Gamble said, “I plan to run my campaign for Mayor in a manner that is somewhat different.” He continued, “I want to connect with my fellow citizens in an authentic manner. I feel it is important that they know and understand me for the person that I am, and I get to know them.” He said the he would not campaign with a big budget, but rather with hard work, and a big heart.
The owner of Mancino’s Pizza and Grinders, Gamble said, “I’m a career businessman, not a career politician.” He noted his experience of working with a budget and staying on budget. He believes his people stills will be an asset along with his personality which allows him to connect with people of all ages and walks of life.
When asked what his main goal was, Tony said, “My main goal, when elected, is to bring the City Government back to the people.

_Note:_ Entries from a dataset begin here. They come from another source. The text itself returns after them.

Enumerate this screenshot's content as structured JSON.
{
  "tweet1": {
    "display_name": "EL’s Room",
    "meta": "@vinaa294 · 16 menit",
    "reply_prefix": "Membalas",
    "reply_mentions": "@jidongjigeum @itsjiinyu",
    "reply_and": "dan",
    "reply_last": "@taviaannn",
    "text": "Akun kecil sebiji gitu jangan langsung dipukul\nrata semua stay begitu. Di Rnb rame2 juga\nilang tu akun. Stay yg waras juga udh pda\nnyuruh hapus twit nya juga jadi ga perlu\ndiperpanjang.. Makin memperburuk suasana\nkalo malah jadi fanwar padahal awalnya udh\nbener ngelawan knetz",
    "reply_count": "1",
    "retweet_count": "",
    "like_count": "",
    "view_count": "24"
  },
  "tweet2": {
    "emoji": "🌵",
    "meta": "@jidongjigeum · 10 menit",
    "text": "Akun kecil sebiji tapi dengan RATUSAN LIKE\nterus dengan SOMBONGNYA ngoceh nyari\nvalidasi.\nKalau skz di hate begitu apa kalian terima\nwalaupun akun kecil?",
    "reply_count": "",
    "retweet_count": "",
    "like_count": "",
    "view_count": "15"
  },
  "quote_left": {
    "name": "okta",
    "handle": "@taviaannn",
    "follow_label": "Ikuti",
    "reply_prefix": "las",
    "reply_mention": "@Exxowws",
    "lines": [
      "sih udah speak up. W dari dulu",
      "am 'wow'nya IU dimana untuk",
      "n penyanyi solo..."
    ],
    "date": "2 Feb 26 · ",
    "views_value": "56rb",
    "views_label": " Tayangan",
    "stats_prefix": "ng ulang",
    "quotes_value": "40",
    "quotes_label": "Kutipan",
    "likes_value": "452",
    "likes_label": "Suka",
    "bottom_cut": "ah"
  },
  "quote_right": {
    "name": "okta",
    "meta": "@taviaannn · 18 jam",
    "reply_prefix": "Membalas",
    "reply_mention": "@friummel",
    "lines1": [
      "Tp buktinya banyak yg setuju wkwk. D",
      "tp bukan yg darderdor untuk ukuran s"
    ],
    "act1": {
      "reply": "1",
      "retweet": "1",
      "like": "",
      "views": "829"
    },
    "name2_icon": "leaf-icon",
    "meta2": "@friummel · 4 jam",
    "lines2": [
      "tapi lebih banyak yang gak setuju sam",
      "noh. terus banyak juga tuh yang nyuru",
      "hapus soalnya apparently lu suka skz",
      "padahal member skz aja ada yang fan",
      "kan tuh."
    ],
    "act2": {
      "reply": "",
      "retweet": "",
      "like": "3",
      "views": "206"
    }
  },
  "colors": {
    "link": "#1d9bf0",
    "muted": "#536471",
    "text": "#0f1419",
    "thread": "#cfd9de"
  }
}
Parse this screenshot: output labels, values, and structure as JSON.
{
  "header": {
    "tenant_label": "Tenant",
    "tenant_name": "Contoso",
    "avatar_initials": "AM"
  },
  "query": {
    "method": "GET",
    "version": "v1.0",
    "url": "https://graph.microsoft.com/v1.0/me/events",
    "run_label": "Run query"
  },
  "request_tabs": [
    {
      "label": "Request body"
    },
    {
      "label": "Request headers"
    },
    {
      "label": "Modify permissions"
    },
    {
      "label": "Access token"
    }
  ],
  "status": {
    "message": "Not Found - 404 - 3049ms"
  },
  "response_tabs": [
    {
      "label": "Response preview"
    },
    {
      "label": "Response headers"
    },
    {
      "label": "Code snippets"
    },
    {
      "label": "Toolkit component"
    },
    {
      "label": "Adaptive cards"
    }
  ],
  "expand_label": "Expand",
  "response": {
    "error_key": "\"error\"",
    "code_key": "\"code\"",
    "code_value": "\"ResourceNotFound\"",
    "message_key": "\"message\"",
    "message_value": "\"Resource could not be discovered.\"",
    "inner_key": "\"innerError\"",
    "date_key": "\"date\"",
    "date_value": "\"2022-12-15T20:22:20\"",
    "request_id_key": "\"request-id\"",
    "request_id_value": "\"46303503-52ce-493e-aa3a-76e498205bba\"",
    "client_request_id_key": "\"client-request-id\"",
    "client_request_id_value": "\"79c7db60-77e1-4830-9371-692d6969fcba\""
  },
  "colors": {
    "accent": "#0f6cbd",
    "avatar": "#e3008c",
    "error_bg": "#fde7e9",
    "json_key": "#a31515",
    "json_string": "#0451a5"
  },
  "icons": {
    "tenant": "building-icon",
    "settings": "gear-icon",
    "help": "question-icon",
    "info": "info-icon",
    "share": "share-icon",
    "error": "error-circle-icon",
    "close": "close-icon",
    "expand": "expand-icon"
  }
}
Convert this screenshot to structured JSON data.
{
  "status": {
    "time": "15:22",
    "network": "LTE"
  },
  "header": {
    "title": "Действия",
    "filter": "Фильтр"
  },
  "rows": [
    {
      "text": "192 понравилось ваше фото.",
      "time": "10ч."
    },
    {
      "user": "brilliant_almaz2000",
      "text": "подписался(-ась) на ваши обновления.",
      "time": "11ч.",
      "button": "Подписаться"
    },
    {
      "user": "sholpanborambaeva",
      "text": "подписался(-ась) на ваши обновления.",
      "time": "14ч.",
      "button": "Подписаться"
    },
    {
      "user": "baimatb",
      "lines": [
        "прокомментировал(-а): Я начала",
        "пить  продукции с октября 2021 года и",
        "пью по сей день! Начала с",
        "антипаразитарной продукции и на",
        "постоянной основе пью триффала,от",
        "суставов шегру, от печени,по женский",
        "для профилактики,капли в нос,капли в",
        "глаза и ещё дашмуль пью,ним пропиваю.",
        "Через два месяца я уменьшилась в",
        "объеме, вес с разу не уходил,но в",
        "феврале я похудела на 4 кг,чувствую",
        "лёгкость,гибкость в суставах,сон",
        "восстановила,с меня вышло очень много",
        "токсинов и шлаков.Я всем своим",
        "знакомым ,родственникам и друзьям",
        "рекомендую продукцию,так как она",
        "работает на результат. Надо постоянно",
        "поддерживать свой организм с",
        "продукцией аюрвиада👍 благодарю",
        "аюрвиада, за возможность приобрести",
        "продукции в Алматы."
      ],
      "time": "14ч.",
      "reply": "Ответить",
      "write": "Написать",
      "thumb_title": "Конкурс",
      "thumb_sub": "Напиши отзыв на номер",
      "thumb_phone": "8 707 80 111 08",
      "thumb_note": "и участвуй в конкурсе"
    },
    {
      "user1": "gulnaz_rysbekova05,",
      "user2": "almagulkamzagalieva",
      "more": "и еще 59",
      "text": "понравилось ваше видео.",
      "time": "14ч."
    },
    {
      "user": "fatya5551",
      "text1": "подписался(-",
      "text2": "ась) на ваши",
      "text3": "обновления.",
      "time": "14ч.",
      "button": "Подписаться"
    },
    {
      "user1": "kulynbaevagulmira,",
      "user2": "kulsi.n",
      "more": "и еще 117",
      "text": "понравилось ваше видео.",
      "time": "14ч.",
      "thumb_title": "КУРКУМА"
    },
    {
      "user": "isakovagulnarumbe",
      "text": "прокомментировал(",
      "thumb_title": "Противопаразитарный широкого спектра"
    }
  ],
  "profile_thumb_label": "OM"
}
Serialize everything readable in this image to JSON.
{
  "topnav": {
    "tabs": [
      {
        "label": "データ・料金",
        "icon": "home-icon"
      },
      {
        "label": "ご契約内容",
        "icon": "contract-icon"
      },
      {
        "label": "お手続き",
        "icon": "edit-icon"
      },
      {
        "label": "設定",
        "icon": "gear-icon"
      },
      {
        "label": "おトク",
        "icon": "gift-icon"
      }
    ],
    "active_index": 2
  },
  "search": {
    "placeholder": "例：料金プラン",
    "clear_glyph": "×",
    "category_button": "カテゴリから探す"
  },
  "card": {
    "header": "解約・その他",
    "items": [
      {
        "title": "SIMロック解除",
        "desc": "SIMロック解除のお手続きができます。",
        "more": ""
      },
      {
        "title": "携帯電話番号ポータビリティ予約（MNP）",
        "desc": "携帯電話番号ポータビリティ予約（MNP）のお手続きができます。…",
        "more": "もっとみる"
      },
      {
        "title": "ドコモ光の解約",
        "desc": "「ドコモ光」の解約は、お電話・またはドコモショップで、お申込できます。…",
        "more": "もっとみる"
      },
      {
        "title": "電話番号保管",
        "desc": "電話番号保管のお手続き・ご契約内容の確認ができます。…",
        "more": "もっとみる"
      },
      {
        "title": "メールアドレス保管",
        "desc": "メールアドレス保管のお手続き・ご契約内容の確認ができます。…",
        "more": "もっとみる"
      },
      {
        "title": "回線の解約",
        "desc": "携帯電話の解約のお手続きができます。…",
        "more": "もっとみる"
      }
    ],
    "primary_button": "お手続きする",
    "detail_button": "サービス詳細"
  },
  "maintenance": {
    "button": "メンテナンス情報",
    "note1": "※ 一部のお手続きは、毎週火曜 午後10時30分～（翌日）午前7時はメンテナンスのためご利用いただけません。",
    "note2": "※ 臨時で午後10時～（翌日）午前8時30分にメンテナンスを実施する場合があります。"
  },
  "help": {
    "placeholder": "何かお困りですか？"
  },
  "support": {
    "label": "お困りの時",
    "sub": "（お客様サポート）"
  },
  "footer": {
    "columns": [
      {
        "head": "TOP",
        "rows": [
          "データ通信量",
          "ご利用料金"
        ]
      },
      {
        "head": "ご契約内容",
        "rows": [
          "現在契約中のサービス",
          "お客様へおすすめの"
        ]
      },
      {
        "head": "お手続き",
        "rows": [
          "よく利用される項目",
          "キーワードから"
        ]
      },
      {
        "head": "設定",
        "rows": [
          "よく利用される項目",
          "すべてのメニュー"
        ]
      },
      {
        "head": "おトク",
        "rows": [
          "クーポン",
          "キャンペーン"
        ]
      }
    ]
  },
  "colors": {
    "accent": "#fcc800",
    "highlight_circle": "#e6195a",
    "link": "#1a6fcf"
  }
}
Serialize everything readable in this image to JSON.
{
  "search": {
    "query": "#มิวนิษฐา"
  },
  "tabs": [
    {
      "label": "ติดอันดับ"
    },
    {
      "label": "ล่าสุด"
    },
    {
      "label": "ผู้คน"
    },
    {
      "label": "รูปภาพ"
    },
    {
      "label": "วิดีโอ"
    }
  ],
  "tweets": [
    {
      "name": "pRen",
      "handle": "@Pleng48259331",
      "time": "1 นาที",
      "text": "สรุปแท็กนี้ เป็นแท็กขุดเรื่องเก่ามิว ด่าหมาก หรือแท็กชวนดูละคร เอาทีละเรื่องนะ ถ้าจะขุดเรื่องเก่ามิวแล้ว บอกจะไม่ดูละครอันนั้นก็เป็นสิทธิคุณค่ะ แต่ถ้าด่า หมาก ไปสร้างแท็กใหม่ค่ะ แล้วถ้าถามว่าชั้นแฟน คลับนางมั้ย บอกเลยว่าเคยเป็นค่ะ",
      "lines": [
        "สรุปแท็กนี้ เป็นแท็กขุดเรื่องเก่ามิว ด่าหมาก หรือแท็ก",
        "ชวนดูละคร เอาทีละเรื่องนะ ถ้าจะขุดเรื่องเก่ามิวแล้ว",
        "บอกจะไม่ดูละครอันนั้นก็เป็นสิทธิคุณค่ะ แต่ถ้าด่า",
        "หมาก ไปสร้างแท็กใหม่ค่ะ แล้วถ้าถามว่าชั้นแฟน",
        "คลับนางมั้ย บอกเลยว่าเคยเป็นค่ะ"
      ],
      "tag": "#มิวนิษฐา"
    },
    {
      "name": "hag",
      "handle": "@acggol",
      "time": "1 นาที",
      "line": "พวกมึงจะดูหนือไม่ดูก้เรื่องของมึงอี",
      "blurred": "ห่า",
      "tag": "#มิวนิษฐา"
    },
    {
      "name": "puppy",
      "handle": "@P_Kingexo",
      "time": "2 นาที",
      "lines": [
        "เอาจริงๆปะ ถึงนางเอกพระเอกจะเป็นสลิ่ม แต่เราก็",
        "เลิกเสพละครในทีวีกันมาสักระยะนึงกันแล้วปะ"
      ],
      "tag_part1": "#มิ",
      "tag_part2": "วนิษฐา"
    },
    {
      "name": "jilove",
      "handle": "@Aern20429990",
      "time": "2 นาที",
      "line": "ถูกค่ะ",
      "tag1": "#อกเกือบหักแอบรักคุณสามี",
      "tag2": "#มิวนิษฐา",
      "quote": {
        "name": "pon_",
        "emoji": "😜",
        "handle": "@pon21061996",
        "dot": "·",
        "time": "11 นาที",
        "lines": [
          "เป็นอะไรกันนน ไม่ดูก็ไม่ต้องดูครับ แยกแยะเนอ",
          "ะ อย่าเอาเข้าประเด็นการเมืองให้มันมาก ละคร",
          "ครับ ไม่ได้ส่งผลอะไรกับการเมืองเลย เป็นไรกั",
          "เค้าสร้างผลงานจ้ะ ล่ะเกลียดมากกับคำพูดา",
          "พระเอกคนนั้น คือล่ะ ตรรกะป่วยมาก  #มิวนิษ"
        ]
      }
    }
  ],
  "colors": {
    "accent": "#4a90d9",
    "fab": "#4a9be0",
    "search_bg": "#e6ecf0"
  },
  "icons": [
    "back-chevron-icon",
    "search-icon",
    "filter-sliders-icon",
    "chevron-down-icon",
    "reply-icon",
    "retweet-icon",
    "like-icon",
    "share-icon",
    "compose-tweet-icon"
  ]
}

I want everyone to know that they have a voice that matters in this community, and they have the right to express their opinions.”
Mayoral candidate Tony Gamble lists Economic Development as an issue he want to keep in the forefront and says he’d work with the Chamber of Commerce and Marshall County Economic Development Corporation to attract new businesses and encourage current businesses to grow in the community. He also thinks it’s time to determine what type of manufacturing space is available in the city limits and find appropriate tenants for those spaces.
Gamble said the downtown revitalization that is beginning should continue and suggested determining the amount and type of space available and then work with property owners to attract businesses. He would also like to work to find a company interested in converting the Rees Cinema building into a stage theater.
Tony Gamble wants to see the completion of the South Gateway Project, the downtown park, and the next phase of the Greenway Trail. He would also like to see street improvements such as 1st Street, Novelty, and Plum Street and Hillcrest Avenue. Tony is passionate about bringing an all-inclusive playground to the city and says he’ll work for the deprivatization of the city trash pick-up.